C’est l’ancienne présidente du conseil de l’AFFQ, Dana Ades Landy, qui a lancé cette initiative et qui pilote le dossier. Mme Landy a elle-même vécu cette cruelle réalité du licenciement post-50 ans.

« On va réaliser aussi un sondage auprès de nos presque 1000 membres pour connaître leur perception. On va dévoiler les résultats de notre démarche à la fin de l’année », prévient Françoise Lyon.

Mme Lyon est emballée de participer à cette étude parce qu’elle vient elle-même d’entrer dans la réalité temporelle des cinquantenaires, il y a tout juste un mois.

« Je viens d’avoir 50 ans, et cette cause me tient à cœur.
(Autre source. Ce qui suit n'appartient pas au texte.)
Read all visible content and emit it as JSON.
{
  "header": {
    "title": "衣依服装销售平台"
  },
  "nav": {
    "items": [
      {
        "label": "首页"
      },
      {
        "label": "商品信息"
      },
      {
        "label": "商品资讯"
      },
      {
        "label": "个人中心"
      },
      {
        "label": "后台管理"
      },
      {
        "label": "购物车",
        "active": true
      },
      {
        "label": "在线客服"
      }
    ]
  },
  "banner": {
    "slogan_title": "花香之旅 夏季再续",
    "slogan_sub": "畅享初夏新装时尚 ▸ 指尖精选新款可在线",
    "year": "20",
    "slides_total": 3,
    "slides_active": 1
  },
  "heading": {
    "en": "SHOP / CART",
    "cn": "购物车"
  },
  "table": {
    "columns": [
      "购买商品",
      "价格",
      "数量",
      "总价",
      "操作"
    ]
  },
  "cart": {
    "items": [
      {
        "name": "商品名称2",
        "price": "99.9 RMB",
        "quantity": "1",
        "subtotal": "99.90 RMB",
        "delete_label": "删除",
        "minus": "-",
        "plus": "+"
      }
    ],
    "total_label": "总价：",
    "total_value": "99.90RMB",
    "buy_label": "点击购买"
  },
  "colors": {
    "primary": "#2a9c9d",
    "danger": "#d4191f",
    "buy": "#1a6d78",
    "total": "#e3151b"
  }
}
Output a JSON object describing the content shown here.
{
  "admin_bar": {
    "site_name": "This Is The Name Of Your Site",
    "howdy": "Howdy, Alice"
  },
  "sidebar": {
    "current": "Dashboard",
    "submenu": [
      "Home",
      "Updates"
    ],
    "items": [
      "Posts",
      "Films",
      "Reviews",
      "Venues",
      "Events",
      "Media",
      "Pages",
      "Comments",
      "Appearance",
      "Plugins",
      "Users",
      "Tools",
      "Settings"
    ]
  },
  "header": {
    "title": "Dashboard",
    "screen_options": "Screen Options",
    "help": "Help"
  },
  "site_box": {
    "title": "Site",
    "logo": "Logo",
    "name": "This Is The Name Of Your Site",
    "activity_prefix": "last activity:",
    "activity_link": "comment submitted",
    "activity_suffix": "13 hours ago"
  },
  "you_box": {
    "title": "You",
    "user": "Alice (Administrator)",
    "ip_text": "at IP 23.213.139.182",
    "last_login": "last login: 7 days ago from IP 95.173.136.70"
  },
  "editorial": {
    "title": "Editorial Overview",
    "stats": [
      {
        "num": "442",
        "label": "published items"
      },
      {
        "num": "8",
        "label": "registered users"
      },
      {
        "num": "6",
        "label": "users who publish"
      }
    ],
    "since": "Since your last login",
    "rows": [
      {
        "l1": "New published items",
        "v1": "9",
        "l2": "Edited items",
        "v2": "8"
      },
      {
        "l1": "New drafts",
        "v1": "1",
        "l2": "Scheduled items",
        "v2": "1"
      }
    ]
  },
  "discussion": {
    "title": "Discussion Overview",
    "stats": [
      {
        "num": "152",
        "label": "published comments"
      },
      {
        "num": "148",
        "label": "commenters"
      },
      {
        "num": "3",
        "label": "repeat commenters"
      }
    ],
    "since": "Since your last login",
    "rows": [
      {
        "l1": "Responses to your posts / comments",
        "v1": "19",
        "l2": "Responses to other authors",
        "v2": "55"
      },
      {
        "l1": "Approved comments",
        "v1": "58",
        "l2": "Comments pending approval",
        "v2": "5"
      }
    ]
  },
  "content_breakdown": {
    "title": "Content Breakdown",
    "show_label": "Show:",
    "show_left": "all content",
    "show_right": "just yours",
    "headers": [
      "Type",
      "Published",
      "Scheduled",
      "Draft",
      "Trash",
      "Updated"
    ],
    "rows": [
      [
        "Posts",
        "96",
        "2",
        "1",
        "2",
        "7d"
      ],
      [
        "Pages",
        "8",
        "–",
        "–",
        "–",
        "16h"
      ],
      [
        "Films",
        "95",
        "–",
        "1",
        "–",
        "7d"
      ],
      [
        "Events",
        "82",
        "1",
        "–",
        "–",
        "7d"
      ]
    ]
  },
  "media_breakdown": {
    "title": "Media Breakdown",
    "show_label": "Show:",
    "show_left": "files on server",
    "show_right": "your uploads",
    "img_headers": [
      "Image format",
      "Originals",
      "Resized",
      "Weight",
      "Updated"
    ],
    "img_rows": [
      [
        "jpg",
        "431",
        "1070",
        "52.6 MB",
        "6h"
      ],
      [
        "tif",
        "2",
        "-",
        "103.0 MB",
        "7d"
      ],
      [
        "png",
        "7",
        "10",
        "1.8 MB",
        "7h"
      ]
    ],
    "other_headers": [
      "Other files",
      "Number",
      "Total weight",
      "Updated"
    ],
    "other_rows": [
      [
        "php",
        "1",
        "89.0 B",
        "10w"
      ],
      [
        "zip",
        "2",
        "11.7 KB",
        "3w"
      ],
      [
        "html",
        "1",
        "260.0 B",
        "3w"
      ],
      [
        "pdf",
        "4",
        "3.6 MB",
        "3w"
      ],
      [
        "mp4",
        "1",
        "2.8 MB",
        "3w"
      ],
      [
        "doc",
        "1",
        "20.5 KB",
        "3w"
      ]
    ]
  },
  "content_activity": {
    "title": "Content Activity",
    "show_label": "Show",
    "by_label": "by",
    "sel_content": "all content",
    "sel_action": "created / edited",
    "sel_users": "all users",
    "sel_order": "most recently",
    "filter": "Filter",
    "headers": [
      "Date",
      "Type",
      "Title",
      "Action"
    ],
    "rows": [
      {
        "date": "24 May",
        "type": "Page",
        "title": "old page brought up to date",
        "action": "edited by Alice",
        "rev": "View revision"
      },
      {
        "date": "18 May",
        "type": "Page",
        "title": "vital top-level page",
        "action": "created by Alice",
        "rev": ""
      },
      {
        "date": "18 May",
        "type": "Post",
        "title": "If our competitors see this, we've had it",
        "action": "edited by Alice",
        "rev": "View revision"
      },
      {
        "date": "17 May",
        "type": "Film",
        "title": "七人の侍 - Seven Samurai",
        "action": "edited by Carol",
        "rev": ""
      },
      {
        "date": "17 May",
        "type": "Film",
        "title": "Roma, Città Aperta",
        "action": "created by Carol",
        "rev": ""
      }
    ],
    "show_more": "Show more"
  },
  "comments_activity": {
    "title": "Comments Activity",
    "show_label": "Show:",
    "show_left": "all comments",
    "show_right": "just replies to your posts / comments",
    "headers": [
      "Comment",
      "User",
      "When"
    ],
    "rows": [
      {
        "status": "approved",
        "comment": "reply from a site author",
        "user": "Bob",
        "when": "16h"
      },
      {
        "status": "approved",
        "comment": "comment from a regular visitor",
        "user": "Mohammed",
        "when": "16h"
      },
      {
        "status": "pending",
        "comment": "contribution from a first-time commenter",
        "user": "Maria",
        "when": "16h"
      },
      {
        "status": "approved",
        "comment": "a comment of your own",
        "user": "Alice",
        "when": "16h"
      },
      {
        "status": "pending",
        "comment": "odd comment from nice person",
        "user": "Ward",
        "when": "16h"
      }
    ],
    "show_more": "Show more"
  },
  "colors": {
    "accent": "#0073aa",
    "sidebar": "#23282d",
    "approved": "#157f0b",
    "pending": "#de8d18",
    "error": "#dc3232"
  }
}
Je pense que c’est par l’action qu’on va trouver des solutions. Les femmes qui ont de l’expérience ont une meilleure capacité d’empathie, de résilience, d’adaptabilité. »

Il faut cesser de voir l’âge comme un désavantage. D’autant qu’un homme de 50 ans est encore considéré comme jeune, alors pourquoi discriminer les femmes du même âge ?

Françoise Lyon

L’Association des femmes en finance du Québec a été créée il y a 20 ans, et Françoise Lyon faisait partie des 35 premières membres fondatrices qui se sont regroupées, essentiellement pour former un réseau.

Aujourd’hui, l’AFFQ compte presque 1000 membres, toutes des femmes qui sont actives dans le secteur financier, dont environ 30 % sont âgées de plus de 50 ans, selon Françoise Lyon.

Malgré son jeune âge, Françoise Lyon a un CV richement garni d’expériences diverses dans le monde de la finance, où elle a débuté comme vice-présidente au marketing chez le courtier Midland Walwyn, pour occuper ensuite des postes de haute direction chez Merrill Lynch, Bank of America, la Banque Nationale, Pembroke Management avant d’être aujourd’hui présidente de DGC Capital.